As of May 1st, 2022, Austrian law provides for a new place of jurisdiction for passenger claims based on Regulation 261/2004. According to the new provision, a passenger may choose to initiate proceedings before the court in whose jurisdiction the respective flight´s place of arrival or place of departure is located.

This new provision is applicable in cases in which Brussels I Regulation (recast) does not apply (i.e., when the air carrier is located outside the EU) and aims to provide for an equal treatment of such air carriers and those located in a member state of the EU. Until now, passengers were in many cases not able to initiate proceedings against an air carrier located outside the EU, unless the Austrian Supreme Court decided that initiating proceedings where the air carrier is located would be an unreasonable burden for the respective passenger.

What changes of a scheduled departure time qualify as cancellation?

On 21 December 2021 the European Court of Justice (ECJ) rendered two decisions regarding the question whether certain changes of a scheduled departure time qualify as cancellation within the meaning of Article 5 of Regulation 261/2004.

In case C-395/20, a flight from Düsseldorf to Antalya that was initially scheduled to depart at 13:20 was postponed to depart at 16:10. The ECJ decided that because the departure time was postponed by less than three hours, the flight must not be regarded as being cancelled.

In case C-263/20, a flight from Palma de Mallorca to Vienna that was initially scheduled to depart at 14:40 was brought forward to depart at 08:25. The ECJ decided that because the departure time was brought forward by more than one hour, the flight must be regarded as being cancelled (leading to the consequences stipulated in Articles 7, 8 and 9 of Regulation 261/2004).

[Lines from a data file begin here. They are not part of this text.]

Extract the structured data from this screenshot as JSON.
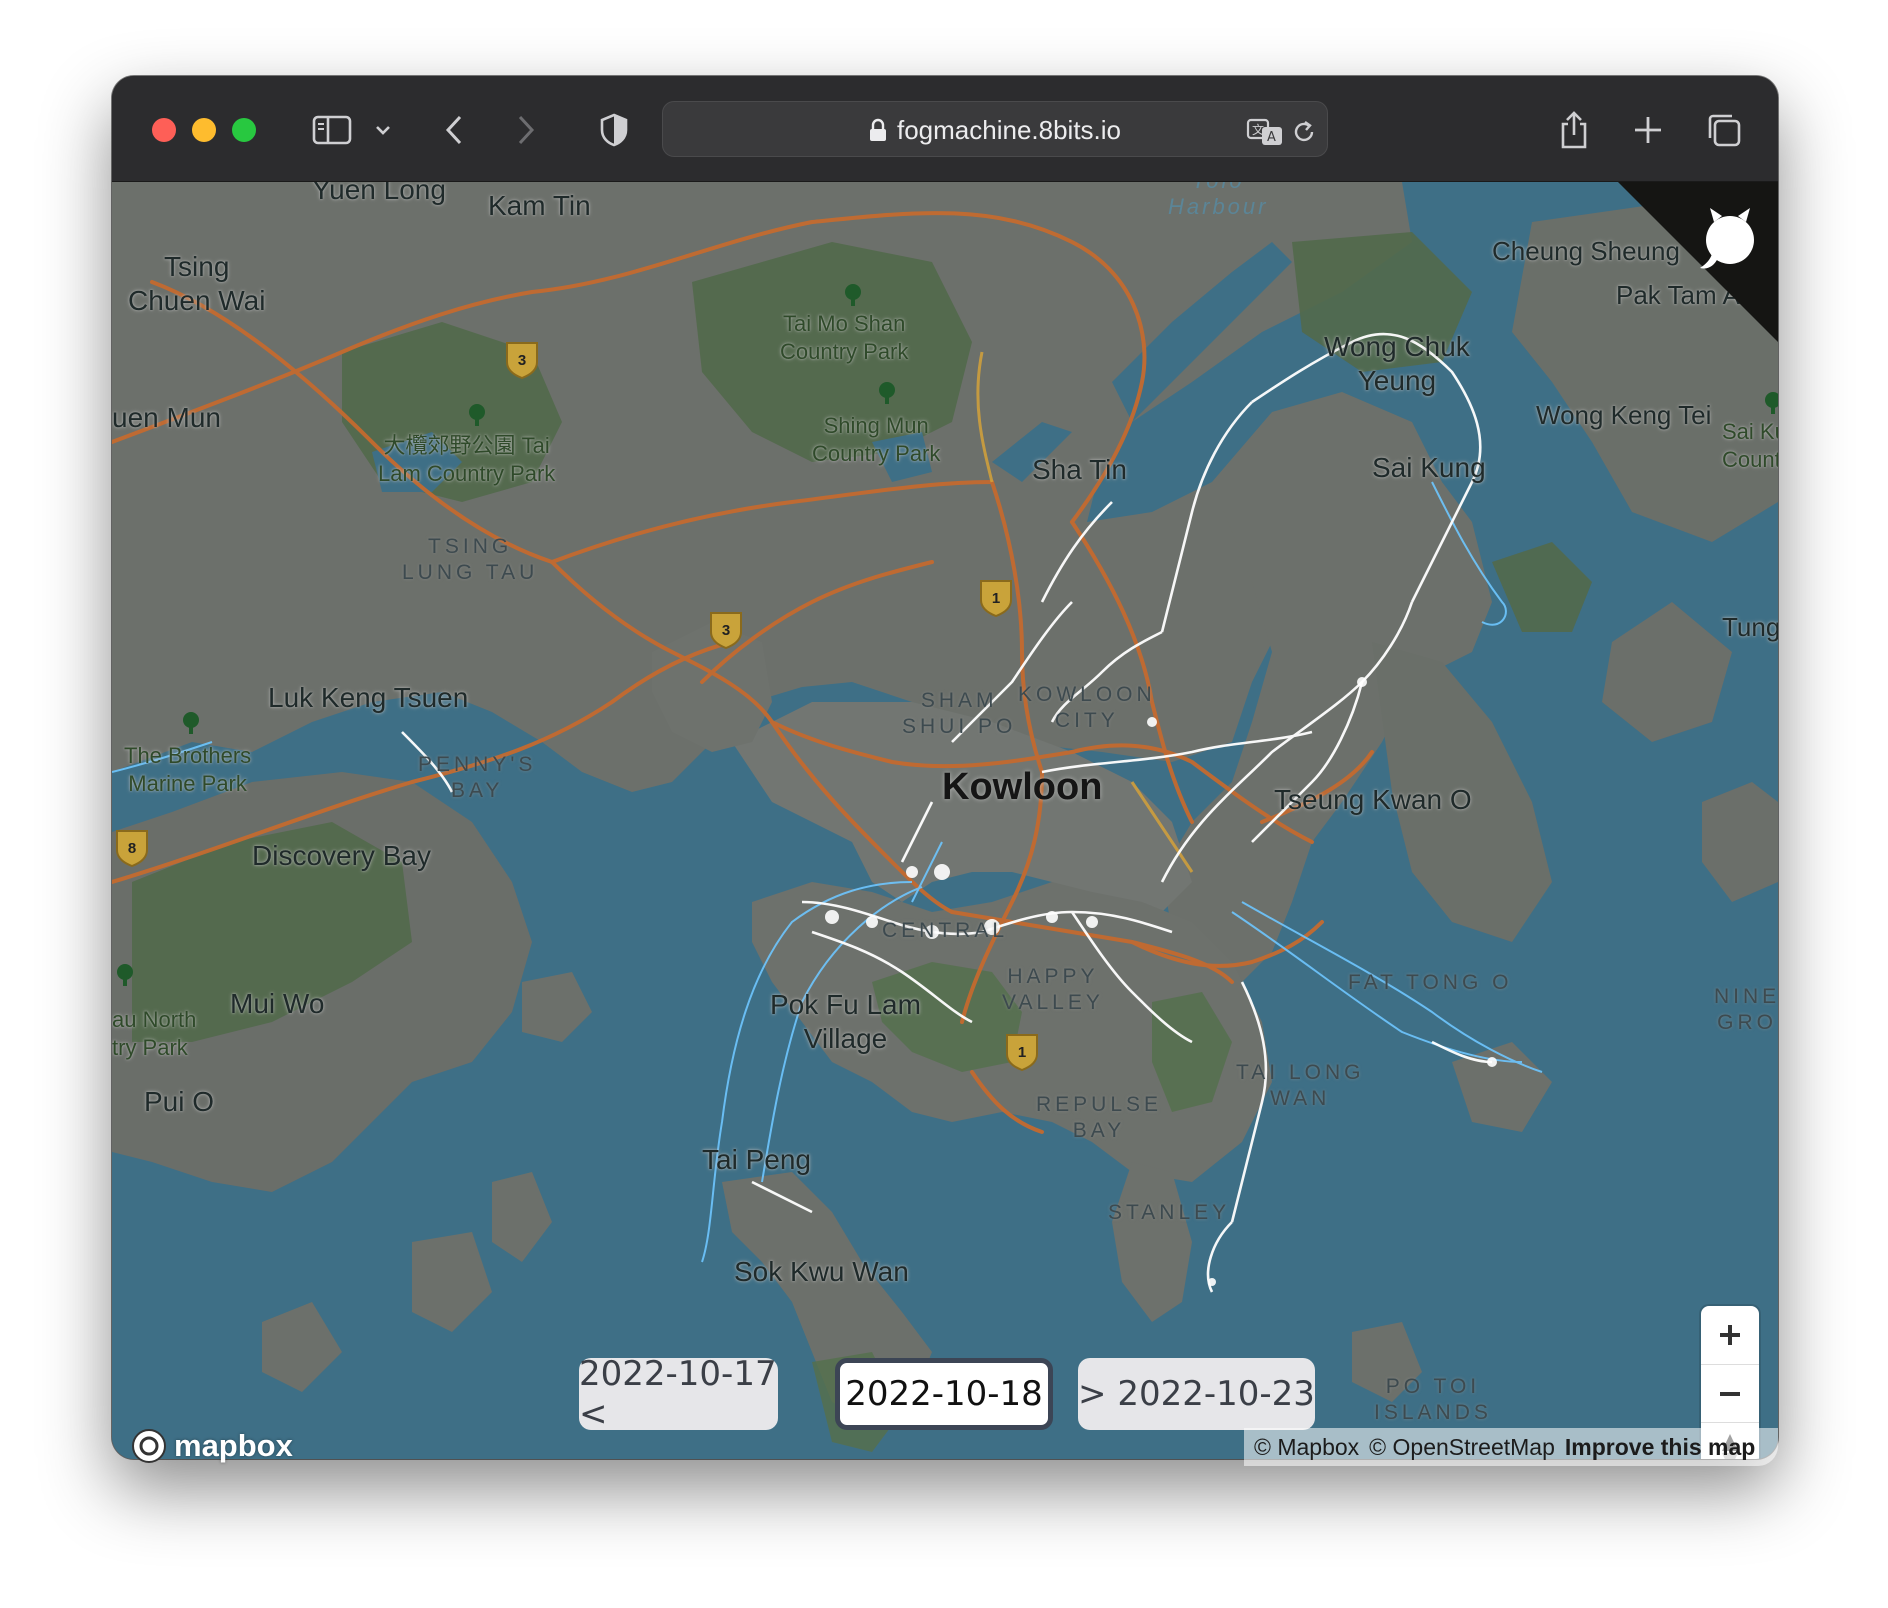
{
  "browser": {
    "url": "fogmachine.8bits.io"
  },
  "map": {
    "labels": {
      "yuen_long": "Yuen Long",
      "kam_tin": "Kam Tin",
      "tsing_chuen_wai": "Tsing\nChuen Wai",
      "tuen_mun": "uen Mun",
      "tai_mo_shan": "Tai Mo Shan\nCountry Park",
      "shing_mun": "Shing Mun\nCountry Park",
      "tai_lam": "大欖郊野公園 Tai\nLam Country Park",
      "tsing_lung_tau": "TSING\nLUNG TAU",
      "sha_tin": "Sha Tin",
      "tolo_harbour": "Tolo\nHarbour",
      "cheung_sheung": "Cheung Sheung",
      "pak_tam_au": "Pak Tam Au",
      "wong_chuk_yeung": "Wong Chuk\nYeung",
      "wong_keng_tei": "Wong Keng Tei",
      "sai_kung": "Sai Kung",
      "sai_kung_country": "Sai Kun\nCountry",
      "tung": "Tung",
      "luk_keng_tsuen": "Luk Keng Tsuen",
      "brothers": "The Brothers\nMarine Park",
      "pennys_bay": "PENNY'S\nBAY",
      "sham_shui_po": "SHAM\nSHUI PO",
      "kowloon_city": "KOWLOON\nCITY",
      "kowloon": "Kowloon",
      "tseung_kwan_o": "Tseung Kwan O",
      "discovery_bay": "Discovery Bay",
      "central": "CENTRAL",
      "happy_valley": "HAPPY\nVALLEY",
      "fat_tong_o": "FAT TONG O",
      "nine_gro": "NINE\nGRO",
      "mui_wo": "Mui Wo",
      "lantau_north": "au North\ntry Park",
      "pok_fu_lam": "Pok Fu Lam\nVillage",
      "tai_long_wan": "TAI LONG\nWAN",
      "pui_o": "Pui O",
      "repulse_bay": "REPULSE\nBAY",
      "tai_peng": "Tai Peng",
      "stanley": "STANLEY",
      "sok_kwu_wan": "Sok Kwu Wan",
      "po_toi": "PO TOI\nISLANDS"
    },
    "route_shields": [
      "3",
      "3",
      "1",
      "8",
      "1"
    ]
  },
  "navigation": {
    "prev_label": "2022-10-17 <",
    "current_label": "2022-10-18",
    "next_label": "> 2022-10-23"
  },
  "attribution": {
    "mapbox": "© Mapbox",
    "osm": "© OpenStreetMap",
    "improve": "Improve this map"
  },
  "logo_text": "mapbox",
  "colors": {
    "water": "#3e6f86",
    "land": "#6b6f6b",
    "park": "#4f6a48",
    "road": "#c46a2f",
    "track": "#ffffff",
    "ferry": "#6ec6ff"
  }
}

On a side note: in this case the ECJ also stated that it is not sufficient for an airline to merely inform the intermediary through which a flight was booked about the changes of the scheduled departure time two weeks in advance to comply with Article 5 (1) (c) (i) of Regulation 261/2004 and to avoid being obliged to pay a compensation – even if the passenger´s contact details were not disclosed to the airline.

Compensation payments must be deducted from immaterial and material damages

In one of its rare rulings regarding the Regulation 261/2004, the Austrian Supreme Court decided in the case 4 Ob 177/21i that compensation payments an airline paid to a passenger in accordance with Article 7 of the regulation must be deducted from further claims for immaterial and material damages asserted by the passenger.

While the regulation sets forth certain passenger rights (Art 7: compensation, Art 8: reimbursement or re-routing, Art 9: care), other claims a passenger may assert (e.g. damages for a hotel booking or a rental car that he could not use) must be based on national law.

In the case at hand, the passenger claimed that the compensation payment aims only to reimburse him for the inconveniences linked to a denied boarding/cancellation/long delay and, therefore, must only be deducted from immaterial damages. However, the Austrian Supreme Court clarified that in such cases the compensation payment must also be deducted from material damages like expenses for a hotel booking or a rental car.